1. I can't wait for this to get in. I'm anticipating success :)

2. I see no point in having foreach(enum i; 0.. 3) when static foreach(i; 0 .. 3) works just fine?
...

foreach(enum i; 0..3) does not currently compile and is not proposed in this DIP, but it would be useful for the case where you need an unrolled foreach loop.

It's in the DIP, regardless of whether it's critical to the acceptance of the DIP. As it's something on the table for W&A to look at, I wanted to voice my opinion on it.

I don't see why for foreach, break behaviour should depend on the aggregate, that is much more confusing.
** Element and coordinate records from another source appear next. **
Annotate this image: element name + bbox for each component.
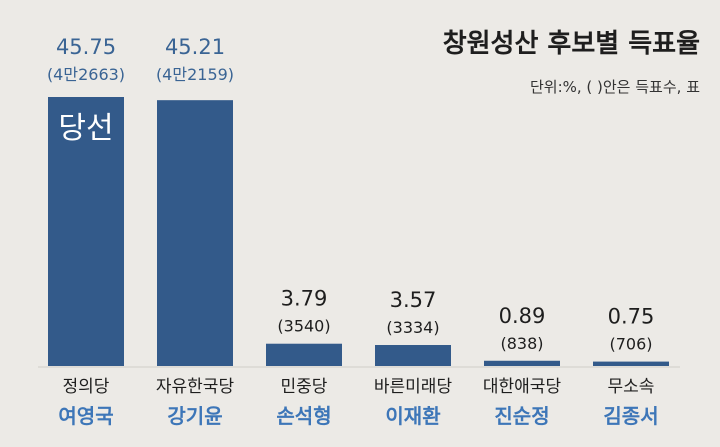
candidate-label-4: 진순정 — [494, 404, 549, 428]
winner-label: 당선 — [58, 111, 113, 146]
category-label-4: 대한애국당 — [483, 377, 562, 397]
bar-4 — [484, 360, 560, 366]
bar-1 — [157, 100, 233, 366]
bar-0 — [48, 97, 124, 366]
value-label-0: 45.75 — [56, 35, 116, 59]
chart-title: 창원성산 후보별 득표율 — [443, 29, 700, 59]
vote-count-label-4: (838) — [500, 334, 543, 353]
value-label-2: 3.79 — [281, 287, 328, 311]
chart-subtitle: 단위:%, ( )안은 득표수, 표 — [530, 78, 700, 96]
category-label-5: 무소속 — [608, 377, 655, 397]
value-label-3: 3.57 — [390, 288, 437, 312]
category-label-1: 자유한국당 — [156, 377, 235, 397]
category-label-0: 정의당 — [63, 377, 110, 397]
candidate-label-1: 강기윤 — [167, 404, 222, 428]
bar-2 — [266, 343, 342, 366]
candidate-label-3: 이재환 — [385, 404, 441, 428]
category-label-2: 민중당 — [281, 377, 328, 397]
bar-5 — [593, 361, 669, 366]
category-label-3: 바른미래당 — [374, 377, 453, 397]
vote-count-label-0: (4만2663) — [47, 65, 125, 84]
vote-count-label-5: (706) — [609, 335, 652, 354]
vote-count-label-2: (3540) — [277, 317, 330, 336]
candidate-label-5: 김종서 — [603, 404, 658, 428]
vote-count-label-1: (4만2159) — [156, 65, 234, 84]
vote-count-label-3: (3334) — [386, 318, 439, 337]
candidate-label-2: 손석형 — [276, 404, 331, 428]
value-label-4: 0.89 — [499, 304, 546, 328]
value-label-5: 0.75 — [608, 305, 655, 329]
value-label-1: 45.21 — [165, 35, 225, 59]
candidate-label-0: 여영국 — [58, 404, 113, 428]
bar-3 — [375, 345, 451, 366]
Perhaps. My point of view is that I'm generally using foreach over a tuple to generate switch cases. I always think that the break is going to apply to the switch statement, and it gets me every time. In fact, in writing this post, I just found a (harmless?) bug in my code:

switch(str)
{
   foreach(n; names)
   {
       case n:
          ...
          break;
   }
   default:
        break;
}

It's harmless because the default case does nothing. But it certainly isn't what I should have written!

I think of foreach over a tuple as separate from foreach over a runtime type. To me, it's already a different syntax and more akin to static foreach. One may argue that static foreach looks just like foreach, and so all of them should behave the same.

static foreach is not a loop with a loop body, it generates multiple versions of the given code. There is no reason why static foreach and foreach should have "the same" (whatever that even means!) behaviour with respect to runtime break, and if it is really considered too confusing, static foreach should just always require an explicit label. (But this is painful for me to implement, as it is unnatural.)

From a user perspective, whether I reach for one tool or the other, the behavior shouldn't be subtly different. If I'm looking for a tool to unroll loops, I can use foreach with a tuple, or static foreach. Both should behave the same.

Perhaps the deprecation path should include a removal of straight foreach over a tuple working (use static foreach explicitly). This would make the distinction even more obvious.